By Sam Bankman-Fried
The bankrupt crypto exchange revealed in a court filing that former CEO Sam Bankman-Fried was instructed by “Bahamas regulators” to transfer said assets to government custody.
Even in bankruptcy, FTX and its former CEO Sam Bankman-Fried still attract controversy. The Bahamas Securities Commission stated Thursday night that it had ordered the transfer of all digital assets of FTX Digital Markets, a Bahamas-based FTX company that filed for Chapter 15 bankruptcy protection two days ago.
“The Securities Commission of The Bahamas, in the exercise of its powers as regulator acting under the authority of an Order made by the Supreme Court of The Bahamas, took the action of directing the transfer of all digital assets of FTX Digital Markets Ltd. (FDM) to a digital wallet controlled by the Commission, for safekeeping,” the country’s regulatory body said in a statement. “Urgent interim regulatory action was necessary to protect the interests of clients and creditors of FDM.”
On November 15, FDM filed for chapter 15 bankruptcy in the United States, just days after the majority of the FTX group filed for chapter 11. Even stranger, the Bahamian unit filed for bankruptcy in the Southern District of New York, as opposed to Delaware, where the rest of the corporations did.
This follows after the crypto exchange entered evidence in its own Chapter 11 proceedings indicating that Bahamian regulators urged Bankman-Fried to get “unauthorized access” to FTX systems in order to obtain digital assets belonging to the company after it filed for bankruptcy protection.
The Bahamas regulators said it is not in its understanding that it is party to FTX’s Chapter 11 bankruptcy filing.
In addition, FTX argued that this incident puts “in serious question” a request by Bahamian regulators to be recognized as liquidators in the bankruptcy.
“The Debtors thus have credible evidence that the Bahamian government is responsible for directing unauthorized access to the Debtors’ systems for the purpose of obtaining digital assets of the Debtors—that took place after the commencement of these cases. The appointment of the [joint provisional liquidators] JPLs and recognition of the Chapter 15 Case are thus in serious question,” the filing read.
Further, FTX accused Bankman-Fried of “supporting efforts by the JPLs to expand the scope of the FTX DM proceeding in the Bahamas, to undermine these Chapter 11 Cases, and to move assets from the Debtors to accounts in the Bahamas under the control of the Bahamian government.”

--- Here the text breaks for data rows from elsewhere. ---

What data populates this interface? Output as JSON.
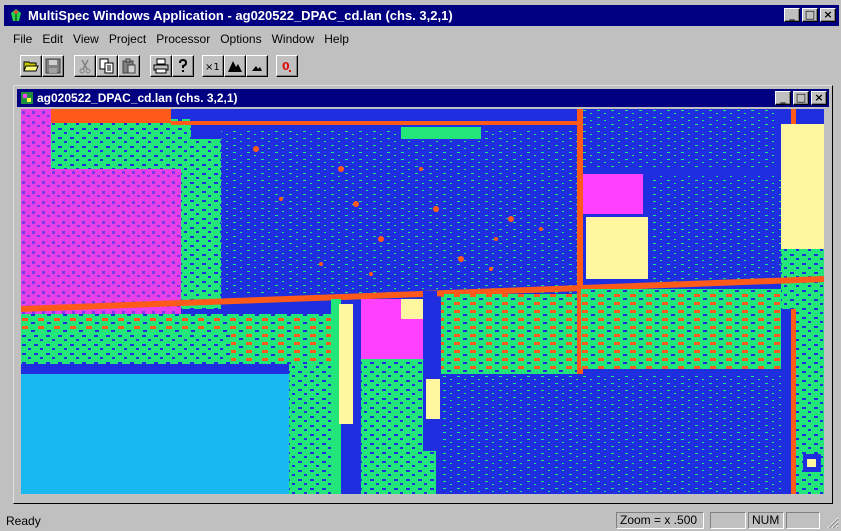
{
  "window": {
    "title": "MultiSpec Windows Application - ag020522_DPAC_cd.lan (chs. 3,2,1)",
    "buttons": {
      "minimize": "_",
      "maximize": "□",
      "close": "×"
    }
  },
  "menubar": {
    "items": [
      {
        "label": "File"
      },
      {
        "label": "Edit"
      },
      {
        "label": "View"
      },
      {
        "label": "Project"
      },
      {
        "label": "Processor"
      },
      {
        "label": "Options"
      },
      {
        "label": "Window"
      },
      {
        "label": "Help"
      }
    ]
  },
  "toolbar": {
    "buttons": [
      {
        "name": "open-icon"
      },
      {
        "name": "save-icon"
      },
      {
        "name": "cut-icon"
      },
      {
        "name": "copy-icon"
      },
      {
        "name": "paste-icon"
      },
      {
        "name": "print-icon"
      },
      {
        "name": "help-icon"
      },
      {
        "name": "zoom-x1-icon",
        "label": "×1"
      },
      {
        "name": "zoom-in-icon"
      },
      {
        "name": "zoom-out-icon"
      },
      {
        "name": "overlay-icon",
        "label": "0"
      }
    ]
  },
  "child_window": {
    "title": "ag020522_DPAC_cd.lan (chs. 3,2,1)",
    "buttons": {
      "minimize": "_",
      "maximize": "□",
      "close": "×"
    }
  },
  "image": {
    "palette": {
      "blue": "#1f2fe0",
      "green": "#22e67a",
      "orange": "#ff5a1a",
      "magenta": "#ff40ff",
      "purple": "#7a3ce6",
      "cyan": "#18b8f0",
      "yellow": "#fff6a0",
      "white": "#ffffff"
    }
  },
  "statusbar": {
    "ready": "Ready",
    "zoom": "Zoom = x .500",
    "num": "NUM"
  }
}
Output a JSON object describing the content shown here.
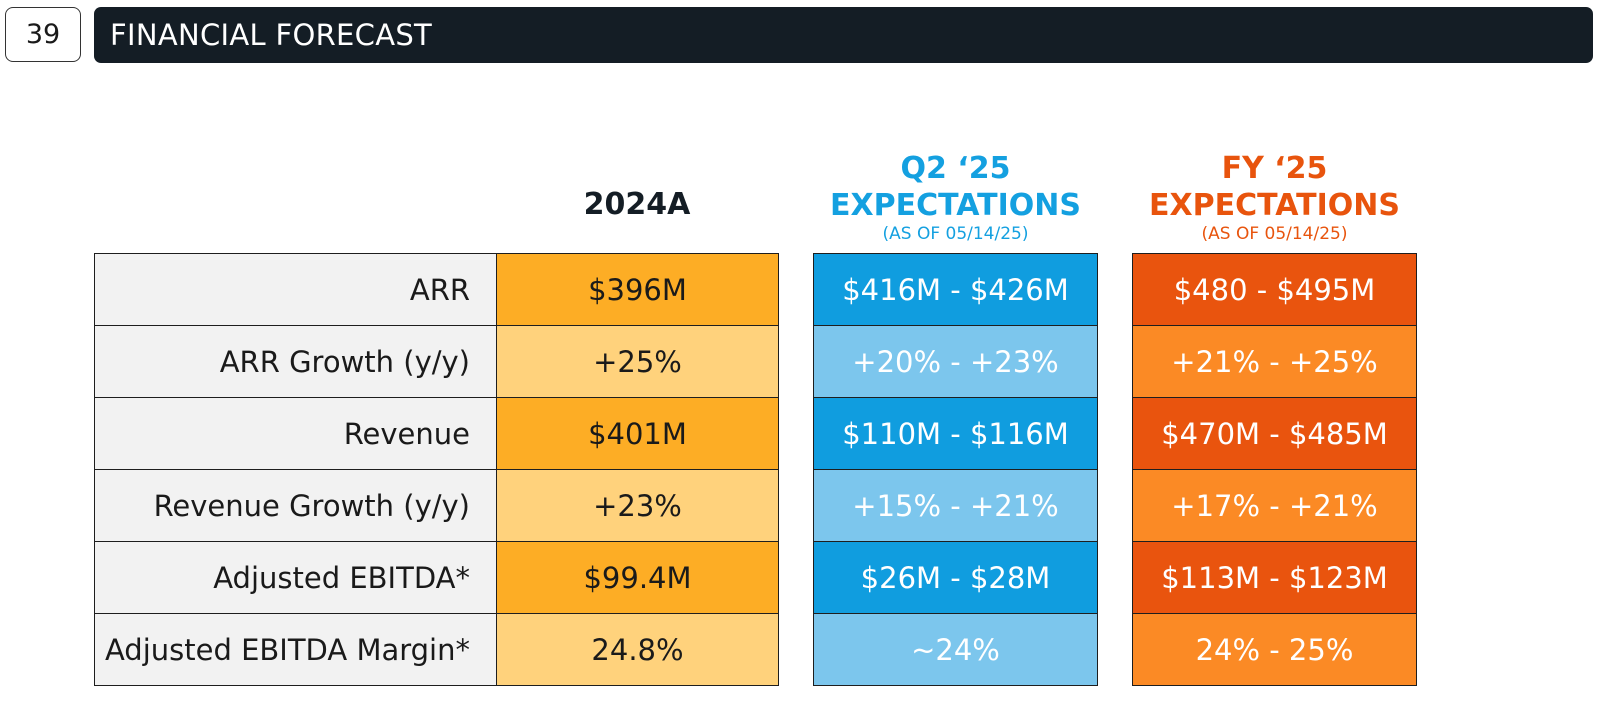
{
  "page_number": "39",
  "title": "FINANCIAL FORECAST",
  "columns": {
    "actual": {
      "heading": "2024A"
    },
    "q2": {
      "line1": "Q2 ‘25",
      "line2": "EXPECTATIONS",
      "note": "(AS OF 05/14/25)"
    },
    "fy": {
      "line1": "FY ‘25",
      "line2": "EXPECTATIONS",
      "note": "(AS OF 05/14/25)"
    }
  },
  "rows": [
    {
      "metric": "ARR",
      "actual": "$396M",
      "q2": "$416M - $426M",
      "fy": "$480 - $495M"
    },
    {
      "metric": "ARR Growth (y/y)",
      "actual": "+25%",
      "q2": "+20% - +23%",
      "fy": "+21% - +25%"
    },
    {
      "metric": "Revenue",
      "actual": "$401M",
      "q2": "$110M - $116M",
      "fy": "$470M - $485M"
    },
    {
      "metric": "Revenue Growth (y/y)",
      "actual": "+23%",
      "q2": "+15% - +21%",
      "fy": "+17% - +21%"
    },
    {
      "metric": "Adjusted EBITDA*",
      "actual": "$99.4M",
      "q2": "$26M - $28M",
      "fy": "$113M - $123M"
    },
    {
      "metric": "Adjusted EBITDA Margin*",
      "actual": "24.8%",
      "q2": "~24%",
      "fy": "24% - 25%"
    }
  ],
  "colors": {
    "title_bar": "#141d25",
    "actual_dark": "#fdad25",
    "actual_light": "#ffd27c",
    "q2_accent": "#14a0e0",
    "q2_dark": "#109ddf",
    "q2_light": "#7cc6ed",
    "fy_accent": "#e8540d",
    "fy_dark": "#e9540e",
    "fy_light": "#fb8a25"
  }
}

Earlier this week, the Bahamian commission clarified in a statement that it had not “directed, authorized or suggested to FTX Digital Markets” to prioritize withdrawals for users in the Bahamas, adding that “such transactions may be characterized as voidable preferences under the insolvency regime and consequently result in clawing back funds from Bahamian customers.”
In an interview with Vox’s Kelsey Piper, Bankman-Fried admitted that his lobbying for ethical cryptocurrency regulation was “just PR.”
“There’s no one really out there making sure good things happen and bad things don’t,” the former FTX chief said. “F*ck regulators. They make everything worse.”
Currently, FTX is in the process of filing for bankruptcy, where around one million creditors are expected to chase the liquidation. Bankman-Fried has already stepped down from management and was replaced by Enron liquidator John J. Ray III as CEO.
Ray was reportedly shocked upon seeing “a complete failure of corporate controls and such a complete absence of trustworthy financial information” in the crypto exchange.